A task is dedicated to each queue. Its sole purpose is to be woken up when the
next task may wake up, to check the frequency counter, wake as many requests as
possible and update the counter. All the woken up requests are detached from
the queue. Maybe the task dedicated to the queue can be avoided and replaced
with all queued tasks's sleep counters, though this looks tricky. Or maybe it's
just the first request in the queue that should be responsible for waking up
other tasks, and not to forget to pass on this responsibility to next tasks if
it leaves the queue.
The woken up request then goes on evaluating other criteria and possibly sleeps
again on another one. In the end, the task will have waited the amount of time
required to pass all checkpoints, and all checkpoints will be able to maintain
a permanent load of exactly their limit if enough streams flow through them.
Since a request can only sleep in one queue at a time, it makes sense to use a
linked list element in each session to attach it to any queue. It could very
well be shared with the pendconn hooks which could then be part of the session.
This mechanism could be used to rate-shape sessions and requests per backend
and per server.
When rate-shaping on dynamic criteria, such as the source IP address, we have
to first extract the data pattern, then look it up in a table very similar to
the stickiness tables, but with a frequency counter. At the checkpoint, the
pattern is looked up, the entry created or refreshed, and the frequency counter
updated and checked. Then the request either goes on or sleeps as described
above, but if it sleeps, it's still in the checkpoint's queue, but with a date
computed from the criterion's status.
This means that we need 3 distinct features :
- optional pattern extraction
- per-pattern or per-queue frequency counter
- time-ordered queue with a task
Based on past experiences with frequency counters, it does not appear very easy
to exactly compute sleep delays in advance for multiple requests. So most
likely we'll have to run per-criterion queues too, with only the head of the
queue holding a wake-up timeout.
This finally leads us to the following :
- optional pattern extraction
- per-pattern or per-queue frequency counter
- per-frequency counter queue
- head of the queue serves as a global queue timer.
This brings us to a very flexible architecture :
- 1 list of rule-based checkpoints per frontend
- 1 list of rule-based checkpoints per backend
- 1 list of rule-based checkpoints per server
Each of these lists have a lot of rules conditioned by ACLs, just like the
use-backend rules, except that all rules are evaluated in turn.

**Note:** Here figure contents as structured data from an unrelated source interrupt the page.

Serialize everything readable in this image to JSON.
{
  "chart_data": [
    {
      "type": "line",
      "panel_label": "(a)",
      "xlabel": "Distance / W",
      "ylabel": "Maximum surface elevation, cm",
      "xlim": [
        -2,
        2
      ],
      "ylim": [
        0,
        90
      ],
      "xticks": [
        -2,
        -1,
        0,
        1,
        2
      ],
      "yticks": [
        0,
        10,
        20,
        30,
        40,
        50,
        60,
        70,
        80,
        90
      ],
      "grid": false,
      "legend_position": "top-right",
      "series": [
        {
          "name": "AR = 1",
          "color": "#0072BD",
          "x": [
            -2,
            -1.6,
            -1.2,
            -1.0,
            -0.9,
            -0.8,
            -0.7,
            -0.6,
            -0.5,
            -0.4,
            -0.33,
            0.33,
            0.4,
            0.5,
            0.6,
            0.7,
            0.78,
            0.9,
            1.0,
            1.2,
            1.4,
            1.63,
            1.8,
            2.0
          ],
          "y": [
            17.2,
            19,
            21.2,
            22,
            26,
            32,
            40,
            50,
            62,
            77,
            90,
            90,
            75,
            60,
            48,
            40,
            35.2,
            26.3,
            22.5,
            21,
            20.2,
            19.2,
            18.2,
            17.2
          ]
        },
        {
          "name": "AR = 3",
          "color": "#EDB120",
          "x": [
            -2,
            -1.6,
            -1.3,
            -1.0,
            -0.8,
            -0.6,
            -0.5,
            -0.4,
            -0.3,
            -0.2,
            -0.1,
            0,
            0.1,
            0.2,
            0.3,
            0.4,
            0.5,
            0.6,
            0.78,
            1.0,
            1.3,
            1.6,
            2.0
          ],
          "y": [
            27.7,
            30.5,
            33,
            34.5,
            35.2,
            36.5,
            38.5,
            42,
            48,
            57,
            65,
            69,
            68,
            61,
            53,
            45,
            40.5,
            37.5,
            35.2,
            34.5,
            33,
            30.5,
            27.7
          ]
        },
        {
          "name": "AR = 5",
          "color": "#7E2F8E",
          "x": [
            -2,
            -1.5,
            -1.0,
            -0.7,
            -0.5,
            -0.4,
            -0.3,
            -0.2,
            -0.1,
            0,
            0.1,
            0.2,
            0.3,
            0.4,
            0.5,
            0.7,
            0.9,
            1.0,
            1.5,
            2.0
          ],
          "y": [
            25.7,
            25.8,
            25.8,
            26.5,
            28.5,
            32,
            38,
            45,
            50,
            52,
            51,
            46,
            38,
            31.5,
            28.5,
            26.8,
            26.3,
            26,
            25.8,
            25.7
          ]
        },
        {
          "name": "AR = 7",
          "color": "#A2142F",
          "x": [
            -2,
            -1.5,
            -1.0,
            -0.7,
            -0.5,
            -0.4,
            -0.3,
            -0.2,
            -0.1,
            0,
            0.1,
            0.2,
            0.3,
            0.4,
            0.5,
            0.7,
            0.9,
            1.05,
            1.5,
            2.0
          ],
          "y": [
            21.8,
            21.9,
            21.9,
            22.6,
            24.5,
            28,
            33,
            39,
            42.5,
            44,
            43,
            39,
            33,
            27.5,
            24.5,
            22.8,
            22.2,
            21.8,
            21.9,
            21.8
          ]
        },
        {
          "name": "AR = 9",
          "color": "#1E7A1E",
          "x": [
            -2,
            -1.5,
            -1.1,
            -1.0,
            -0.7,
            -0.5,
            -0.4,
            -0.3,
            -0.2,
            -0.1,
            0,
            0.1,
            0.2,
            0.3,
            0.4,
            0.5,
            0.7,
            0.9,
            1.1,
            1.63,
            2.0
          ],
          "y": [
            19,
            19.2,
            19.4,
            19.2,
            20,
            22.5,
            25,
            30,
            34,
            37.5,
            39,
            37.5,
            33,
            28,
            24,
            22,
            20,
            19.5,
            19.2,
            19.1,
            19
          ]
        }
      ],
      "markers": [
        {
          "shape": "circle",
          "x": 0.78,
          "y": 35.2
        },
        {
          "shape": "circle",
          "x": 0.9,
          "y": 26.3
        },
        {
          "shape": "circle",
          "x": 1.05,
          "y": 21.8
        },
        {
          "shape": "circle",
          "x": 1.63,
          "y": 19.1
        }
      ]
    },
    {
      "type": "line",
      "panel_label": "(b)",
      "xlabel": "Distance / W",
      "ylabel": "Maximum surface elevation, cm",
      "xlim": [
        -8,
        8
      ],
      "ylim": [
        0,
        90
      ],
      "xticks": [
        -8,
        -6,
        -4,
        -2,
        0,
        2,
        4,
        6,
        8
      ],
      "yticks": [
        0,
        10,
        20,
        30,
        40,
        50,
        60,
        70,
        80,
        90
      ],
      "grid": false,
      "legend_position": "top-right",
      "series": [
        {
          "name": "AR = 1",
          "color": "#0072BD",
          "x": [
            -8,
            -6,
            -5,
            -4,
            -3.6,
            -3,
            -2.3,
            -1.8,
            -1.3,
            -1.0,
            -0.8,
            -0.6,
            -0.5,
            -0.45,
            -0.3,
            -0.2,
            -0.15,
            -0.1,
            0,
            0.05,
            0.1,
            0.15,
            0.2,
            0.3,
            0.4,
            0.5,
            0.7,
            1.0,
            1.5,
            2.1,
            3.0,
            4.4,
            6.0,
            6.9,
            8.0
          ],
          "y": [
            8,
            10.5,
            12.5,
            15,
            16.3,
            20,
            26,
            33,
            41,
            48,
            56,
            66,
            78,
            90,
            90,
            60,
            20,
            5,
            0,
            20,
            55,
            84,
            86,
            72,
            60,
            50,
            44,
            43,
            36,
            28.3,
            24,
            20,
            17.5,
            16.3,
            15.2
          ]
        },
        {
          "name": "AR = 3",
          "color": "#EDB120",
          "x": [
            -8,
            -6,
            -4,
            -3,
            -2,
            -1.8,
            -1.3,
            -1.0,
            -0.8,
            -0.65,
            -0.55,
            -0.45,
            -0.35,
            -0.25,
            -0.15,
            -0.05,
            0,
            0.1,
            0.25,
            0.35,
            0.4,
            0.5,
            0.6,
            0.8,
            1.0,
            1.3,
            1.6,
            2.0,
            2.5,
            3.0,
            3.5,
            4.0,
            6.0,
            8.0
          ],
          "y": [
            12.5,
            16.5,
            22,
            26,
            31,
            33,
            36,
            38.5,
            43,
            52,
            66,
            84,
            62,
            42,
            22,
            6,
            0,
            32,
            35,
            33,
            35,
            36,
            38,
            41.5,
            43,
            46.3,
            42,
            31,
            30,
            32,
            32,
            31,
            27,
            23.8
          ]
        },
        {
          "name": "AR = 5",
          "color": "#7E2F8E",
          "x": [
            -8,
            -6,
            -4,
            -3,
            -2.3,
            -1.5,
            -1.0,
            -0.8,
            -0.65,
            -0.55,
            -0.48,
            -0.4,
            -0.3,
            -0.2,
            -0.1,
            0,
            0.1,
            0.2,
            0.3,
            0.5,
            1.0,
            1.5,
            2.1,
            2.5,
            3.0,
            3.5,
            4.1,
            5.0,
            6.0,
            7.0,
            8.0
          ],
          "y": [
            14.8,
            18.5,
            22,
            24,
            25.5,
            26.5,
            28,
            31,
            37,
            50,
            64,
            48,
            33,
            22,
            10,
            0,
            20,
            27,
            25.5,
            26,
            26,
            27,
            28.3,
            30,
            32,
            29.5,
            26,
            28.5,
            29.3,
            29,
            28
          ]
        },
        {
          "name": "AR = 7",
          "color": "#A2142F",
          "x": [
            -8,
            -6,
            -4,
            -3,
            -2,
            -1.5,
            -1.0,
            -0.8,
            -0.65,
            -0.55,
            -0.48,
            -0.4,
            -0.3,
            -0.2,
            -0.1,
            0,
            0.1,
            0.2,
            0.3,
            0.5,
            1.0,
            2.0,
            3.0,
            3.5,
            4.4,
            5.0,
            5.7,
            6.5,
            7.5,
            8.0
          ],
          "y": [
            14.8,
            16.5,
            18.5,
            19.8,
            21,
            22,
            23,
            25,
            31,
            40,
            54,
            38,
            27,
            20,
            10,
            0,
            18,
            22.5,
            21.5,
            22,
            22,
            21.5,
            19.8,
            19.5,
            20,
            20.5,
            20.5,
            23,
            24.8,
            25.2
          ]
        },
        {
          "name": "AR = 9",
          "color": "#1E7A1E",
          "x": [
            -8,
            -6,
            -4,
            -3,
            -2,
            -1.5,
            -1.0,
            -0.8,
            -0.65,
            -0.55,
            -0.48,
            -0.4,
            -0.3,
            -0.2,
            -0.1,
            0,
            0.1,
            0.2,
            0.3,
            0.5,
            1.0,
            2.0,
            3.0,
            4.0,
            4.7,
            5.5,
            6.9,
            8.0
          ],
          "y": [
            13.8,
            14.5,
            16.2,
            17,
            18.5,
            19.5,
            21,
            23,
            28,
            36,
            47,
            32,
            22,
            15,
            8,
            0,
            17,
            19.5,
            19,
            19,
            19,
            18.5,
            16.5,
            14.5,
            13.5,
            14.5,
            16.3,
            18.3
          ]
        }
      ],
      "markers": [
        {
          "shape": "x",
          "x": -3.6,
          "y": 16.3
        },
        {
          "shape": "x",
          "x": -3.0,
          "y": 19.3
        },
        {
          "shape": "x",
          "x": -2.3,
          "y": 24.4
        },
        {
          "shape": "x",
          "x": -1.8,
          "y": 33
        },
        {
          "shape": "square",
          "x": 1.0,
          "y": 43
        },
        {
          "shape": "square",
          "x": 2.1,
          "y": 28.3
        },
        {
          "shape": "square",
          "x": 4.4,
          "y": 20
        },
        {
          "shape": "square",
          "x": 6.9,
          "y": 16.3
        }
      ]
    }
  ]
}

Since we might sometimes just want to enable that without setting any limit and
just for enabling control in ACLs (or logging ?), we should probably try to
find a flexible way of declaring just a counter without a queue.
These checkpoints could be of two types :
- rate-limit (described here)
- concurrency-limit (very similar with the counter and no timer). This
feature would require to keep track of all accounted criteria in a
request so that they can be released upon request completion.
It should be possible to define a max of requests in the queue, above which a
503 is returned. The same applies for the max delay in the queue. We could have
it per-task (currently it's the connection timeout) and abort tasks with a 503
when the delay is exceeded.
Per-server connection concurrency could be converted to use this mechanism
which is very similar.
The construct should be flexible enough so that the counters may be checked
from ACLs. That would allow to reject connections or switch to an alternate
backend when some limits are reached.